Although greening has been recognised as a benefit by planners for several years, the GLA is now trying to enforce much stricter demands around it, to reflect the fact that many of the benefits of greening – such as urban cooling and biodiversity increases – are a social gain.
Last month the GLA released a consultation document on the Urban Greening Factor after including provisions for it in its 2021 London Plan. The Urban Greening Factor assigns scores for 16 different types of surfaces ranging from 0 (sealed surfaces) to 1 (semi-natural vegetation or wetland). Other listed surfaces include green walls (0.6), amenity grassland (0.4) and permeable paving (0.1).
Under the London Plan, boroughs can create their own standards for urban greening, but a benchmark set by the GLA demands all commercial developments have an average score of 0.3 across their site, with residential developments scoring an average of 0.4.
Other cities are also catching on. All of the UK’s 10 largest cities welcome green roofs in their local development plans and several – such as Nottingham, Birmingham and Liverpool – say green infrastructure, including green walls, should be incorporated into new developments.
Further planning incentives for adding plants to buildings are set to set to be introduced by the government. The Environment Bill, which has almost worked its way through Parliament, contains a provision to require all planning applications to increase the biodiversity of the site in question by 10 per cent. The National Model Design Code, which sets out how local designs codes should be created throughout the country, also recognises green roofs as a valuable way in which nature can be woven into developments.
Benzion Kotzen, head of the University of Greenwich’s Green Roofs and Living Walls Centre, believes there will be more incentives for urban greening in the future. He points out that petrol and diesel cars already have to pay a congestion charge in London while electric cars don’t, and that building owners have to pay for their waste water to be dealt with but not yet for water coming off roofs – even though this can cause flooding.
‘We are heading for a future where if you are part of an environmental problem – for instance contributing to urban heat island effect or run-off water which causes flooding – you are going to have to pay a price,’ he says. ‘That will incentivise developers to spend money on mitigation instead.’
Regardless of legislation, architects need to specify more plants on to more buildings. But planting should be done for the right reasons – whether climate resilience, biodiversity or occupier wellbeing.

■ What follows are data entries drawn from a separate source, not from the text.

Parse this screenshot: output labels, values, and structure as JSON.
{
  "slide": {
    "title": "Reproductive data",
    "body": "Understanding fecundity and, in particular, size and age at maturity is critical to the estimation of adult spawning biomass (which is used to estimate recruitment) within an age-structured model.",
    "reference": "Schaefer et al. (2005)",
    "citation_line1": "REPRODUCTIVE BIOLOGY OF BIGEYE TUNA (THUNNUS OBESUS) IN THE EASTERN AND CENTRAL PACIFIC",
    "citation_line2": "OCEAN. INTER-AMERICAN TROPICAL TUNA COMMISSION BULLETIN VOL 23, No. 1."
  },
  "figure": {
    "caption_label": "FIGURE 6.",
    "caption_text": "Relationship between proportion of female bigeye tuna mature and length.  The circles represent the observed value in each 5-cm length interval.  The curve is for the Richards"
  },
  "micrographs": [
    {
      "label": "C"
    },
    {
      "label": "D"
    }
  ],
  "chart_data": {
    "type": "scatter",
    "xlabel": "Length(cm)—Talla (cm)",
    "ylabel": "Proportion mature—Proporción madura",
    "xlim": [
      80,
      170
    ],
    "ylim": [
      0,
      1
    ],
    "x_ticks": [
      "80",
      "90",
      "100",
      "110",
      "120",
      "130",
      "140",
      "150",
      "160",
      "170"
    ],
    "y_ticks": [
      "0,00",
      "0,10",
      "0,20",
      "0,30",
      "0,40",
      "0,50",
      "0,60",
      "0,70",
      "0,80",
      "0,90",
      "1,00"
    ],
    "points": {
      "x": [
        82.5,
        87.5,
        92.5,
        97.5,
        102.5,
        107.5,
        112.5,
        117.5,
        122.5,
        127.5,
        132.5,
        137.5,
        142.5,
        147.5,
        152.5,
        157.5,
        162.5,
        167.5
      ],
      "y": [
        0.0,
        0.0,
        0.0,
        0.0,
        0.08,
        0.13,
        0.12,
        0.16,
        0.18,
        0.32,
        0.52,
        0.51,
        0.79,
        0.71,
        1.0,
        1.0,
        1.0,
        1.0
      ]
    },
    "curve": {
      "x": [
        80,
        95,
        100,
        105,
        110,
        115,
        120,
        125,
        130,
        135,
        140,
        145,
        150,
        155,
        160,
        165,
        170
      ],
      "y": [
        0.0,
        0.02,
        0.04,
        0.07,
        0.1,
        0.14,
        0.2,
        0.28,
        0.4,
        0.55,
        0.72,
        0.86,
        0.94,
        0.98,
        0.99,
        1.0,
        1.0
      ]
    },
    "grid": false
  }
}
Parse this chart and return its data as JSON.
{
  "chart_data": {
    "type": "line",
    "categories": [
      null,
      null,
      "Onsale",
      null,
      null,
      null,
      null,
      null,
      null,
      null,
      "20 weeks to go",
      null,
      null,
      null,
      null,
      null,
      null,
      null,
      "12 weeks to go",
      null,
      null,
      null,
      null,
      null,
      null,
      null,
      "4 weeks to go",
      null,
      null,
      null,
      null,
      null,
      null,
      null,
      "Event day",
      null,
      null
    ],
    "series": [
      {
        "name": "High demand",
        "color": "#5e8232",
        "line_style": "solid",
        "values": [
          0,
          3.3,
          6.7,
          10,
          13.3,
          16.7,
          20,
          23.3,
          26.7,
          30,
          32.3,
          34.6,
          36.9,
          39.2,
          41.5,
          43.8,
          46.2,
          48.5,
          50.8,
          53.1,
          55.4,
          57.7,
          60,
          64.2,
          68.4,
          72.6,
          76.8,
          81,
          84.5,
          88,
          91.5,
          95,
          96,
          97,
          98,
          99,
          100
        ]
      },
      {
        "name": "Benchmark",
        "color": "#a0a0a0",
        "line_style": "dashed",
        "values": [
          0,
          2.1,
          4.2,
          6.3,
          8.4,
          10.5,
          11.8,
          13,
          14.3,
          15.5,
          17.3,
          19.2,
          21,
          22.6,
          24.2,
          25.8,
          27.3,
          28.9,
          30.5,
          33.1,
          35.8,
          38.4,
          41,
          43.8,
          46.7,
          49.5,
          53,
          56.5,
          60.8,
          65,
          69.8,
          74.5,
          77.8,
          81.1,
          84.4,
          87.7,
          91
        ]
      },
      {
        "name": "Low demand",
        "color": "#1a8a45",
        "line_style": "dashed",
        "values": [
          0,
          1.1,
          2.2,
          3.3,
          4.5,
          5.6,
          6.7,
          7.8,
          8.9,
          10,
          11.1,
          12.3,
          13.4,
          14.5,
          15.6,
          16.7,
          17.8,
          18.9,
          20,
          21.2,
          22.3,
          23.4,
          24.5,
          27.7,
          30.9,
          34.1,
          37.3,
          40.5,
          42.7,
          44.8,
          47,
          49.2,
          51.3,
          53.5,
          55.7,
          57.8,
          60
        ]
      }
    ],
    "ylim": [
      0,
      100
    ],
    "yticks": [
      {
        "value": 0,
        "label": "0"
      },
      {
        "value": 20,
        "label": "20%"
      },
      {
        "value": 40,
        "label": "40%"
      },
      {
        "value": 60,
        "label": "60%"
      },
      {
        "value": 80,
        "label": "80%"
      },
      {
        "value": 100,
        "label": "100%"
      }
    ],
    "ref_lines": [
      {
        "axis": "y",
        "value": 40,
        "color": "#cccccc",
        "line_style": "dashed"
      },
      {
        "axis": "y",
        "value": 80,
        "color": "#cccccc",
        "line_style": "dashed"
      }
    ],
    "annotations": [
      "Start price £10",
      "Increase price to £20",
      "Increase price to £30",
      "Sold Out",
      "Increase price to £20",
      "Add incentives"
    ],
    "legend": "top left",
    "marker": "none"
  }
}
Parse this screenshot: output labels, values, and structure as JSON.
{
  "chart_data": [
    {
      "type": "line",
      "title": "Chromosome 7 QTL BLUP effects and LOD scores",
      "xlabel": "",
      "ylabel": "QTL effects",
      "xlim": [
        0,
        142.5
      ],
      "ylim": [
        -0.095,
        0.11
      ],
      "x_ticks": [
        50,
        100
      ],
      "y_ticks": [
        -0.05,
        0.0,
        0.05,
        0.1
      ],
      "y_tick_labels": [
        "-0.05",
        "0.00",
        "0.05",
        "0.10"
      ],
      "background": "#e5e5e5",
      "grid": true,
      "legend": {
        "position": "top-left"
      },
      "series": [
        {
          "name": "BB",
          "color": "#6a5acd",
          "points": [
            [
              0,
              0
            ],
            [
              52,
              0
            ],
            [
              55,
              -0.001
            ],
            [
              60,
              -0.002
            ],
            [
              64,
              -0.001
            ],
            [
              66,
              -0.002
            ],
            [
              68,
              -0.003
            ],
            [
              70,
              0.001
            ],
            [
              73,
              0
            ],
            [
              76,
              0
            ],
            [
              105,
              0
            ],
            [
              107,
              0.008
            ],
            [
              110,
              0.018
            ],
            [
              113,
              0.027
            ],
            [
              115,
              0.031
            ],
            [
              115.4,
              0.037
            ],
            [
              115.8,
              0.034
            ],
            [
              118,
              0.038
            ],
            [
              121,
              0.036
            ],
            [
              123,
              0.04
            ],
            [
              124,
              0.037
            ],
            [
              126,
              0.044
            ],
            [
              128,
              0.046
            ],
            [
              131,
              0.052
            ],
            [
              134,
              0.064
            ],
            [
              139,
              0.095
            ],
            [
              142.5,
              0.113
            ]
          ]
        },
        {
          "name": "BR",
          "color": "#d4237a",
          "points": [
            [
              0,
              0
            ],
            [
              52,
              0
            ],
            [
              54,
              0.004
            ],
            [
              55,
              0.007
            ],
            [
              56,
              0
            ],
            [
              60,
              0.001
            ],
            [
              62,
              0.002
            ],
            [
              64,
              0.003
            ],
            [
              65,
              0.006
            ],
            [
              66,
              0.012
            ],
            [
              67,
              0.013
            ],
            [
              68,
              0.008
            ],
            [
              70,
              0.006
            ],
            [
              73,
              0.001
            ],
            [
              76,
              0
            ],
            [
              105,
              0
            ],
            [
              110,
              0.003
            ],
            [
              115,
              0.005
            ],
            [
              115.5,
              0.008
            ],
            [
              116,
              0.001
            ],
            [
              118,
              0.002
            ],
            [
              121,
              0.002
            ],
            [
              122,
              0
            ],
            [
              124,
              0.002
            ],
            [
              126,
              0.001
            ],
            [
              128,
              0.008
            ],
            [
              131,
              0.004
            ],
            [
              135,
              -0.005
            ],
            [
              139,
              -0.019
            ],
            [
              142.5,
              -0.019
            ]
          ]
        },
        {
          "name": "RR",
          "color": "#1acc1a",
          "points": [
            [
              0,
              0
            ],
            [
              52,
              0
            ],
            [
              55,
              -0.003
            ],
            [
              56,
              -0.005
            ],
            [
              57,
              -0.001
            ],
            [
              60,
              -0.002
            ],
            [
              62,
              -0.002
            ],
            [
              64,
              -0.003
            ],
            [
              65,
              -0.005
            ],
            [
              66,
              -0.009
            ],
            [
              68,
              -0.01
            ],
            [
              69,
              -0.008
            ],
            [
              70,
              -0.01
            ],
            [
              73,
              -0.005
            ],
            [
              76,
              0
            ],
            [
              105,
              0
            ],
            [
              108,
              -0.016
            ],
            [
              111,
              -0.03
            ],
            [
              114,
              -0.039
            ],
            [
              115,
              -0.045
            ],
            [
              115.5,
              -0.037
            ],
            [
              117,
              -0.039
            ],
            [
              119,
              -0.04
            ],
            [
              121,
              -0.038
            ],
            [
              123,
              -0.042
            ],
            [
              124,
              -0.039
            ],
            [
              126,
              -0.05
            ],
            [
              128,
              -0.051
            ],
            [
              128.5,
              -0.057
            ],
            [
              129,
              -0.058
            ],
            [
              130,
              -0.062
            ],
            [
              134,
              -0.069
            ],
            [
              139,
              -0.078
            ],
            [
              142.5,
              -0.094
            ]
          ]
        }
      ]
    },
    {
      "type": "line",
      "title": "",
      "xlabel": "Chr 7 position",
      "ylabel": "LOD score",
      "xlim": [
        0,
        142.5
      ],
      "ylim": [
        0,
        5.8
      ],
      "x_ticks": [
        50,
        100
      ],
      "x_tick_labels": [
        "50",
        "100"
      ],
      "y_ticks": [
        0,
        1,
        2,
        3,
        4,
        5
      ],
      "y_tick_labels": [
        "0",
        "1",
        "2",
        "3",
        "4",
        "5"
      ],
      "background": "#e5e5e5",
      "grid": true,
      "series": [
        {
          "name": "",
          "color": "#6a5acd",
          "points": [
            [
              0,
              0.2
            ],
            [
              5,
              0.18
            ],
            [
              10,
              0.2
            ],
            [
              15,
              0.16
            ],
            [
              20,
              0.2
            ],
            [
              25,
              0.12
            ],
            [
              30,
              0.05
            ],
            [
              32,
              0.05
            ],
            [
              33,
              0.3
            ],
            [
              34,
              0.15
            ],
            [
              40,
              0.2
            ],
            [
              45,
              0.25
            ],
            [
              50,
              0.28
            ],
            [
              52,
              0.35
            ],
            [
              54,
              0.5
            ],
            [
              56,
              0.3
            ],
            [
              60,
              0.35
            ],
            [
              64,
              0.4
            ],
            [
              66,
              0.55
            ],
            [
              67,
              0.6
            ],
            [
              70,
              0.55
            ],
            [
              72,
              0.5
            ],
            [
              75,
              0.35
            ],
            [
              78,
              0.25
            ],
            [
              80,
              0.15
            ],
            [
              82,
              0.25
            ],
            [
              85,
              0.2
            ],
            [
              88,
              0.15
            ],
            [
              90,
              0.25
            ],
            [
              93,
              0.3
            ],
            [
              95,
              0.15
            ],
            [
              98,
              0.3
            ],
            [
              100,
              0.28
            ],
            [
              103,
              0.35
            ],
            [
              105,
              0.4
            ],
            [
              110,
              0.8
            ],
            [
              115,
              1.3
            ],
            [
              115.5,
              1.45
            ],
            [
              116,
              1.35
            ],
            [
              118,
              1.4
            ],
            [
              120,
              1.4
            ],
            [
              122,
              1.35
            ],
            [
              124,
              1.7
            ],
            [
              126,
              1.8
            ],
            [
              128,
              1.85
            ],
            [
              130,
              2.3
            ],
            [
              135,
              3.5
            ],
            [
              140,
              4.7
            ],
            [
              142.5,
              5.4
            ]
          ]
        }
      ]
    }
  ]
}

Fulfilling obligations under the Urban Greening Factor should not become a tick-box exercise; and planting cannot become an excuse to build tall, glazed boxes on the site of a recently-demolished building.
‘Greens walls are a part of the sustainable tool kit, but they are not a panacea,’ says Sheppard Robson partner Dan Burr. ‘They deal with biodiversity and urban greening but they don’t excuse you from [designing a sustainable] superstructure.’
Peter Massini agrees. ‘There is certainly a trend where comms and marketing around greening is wildly overblown,’ he says. ‘This stuff is good, but it’s not going to change ecology; the City of London is still glass and concrete. It’s better to be honest about it.’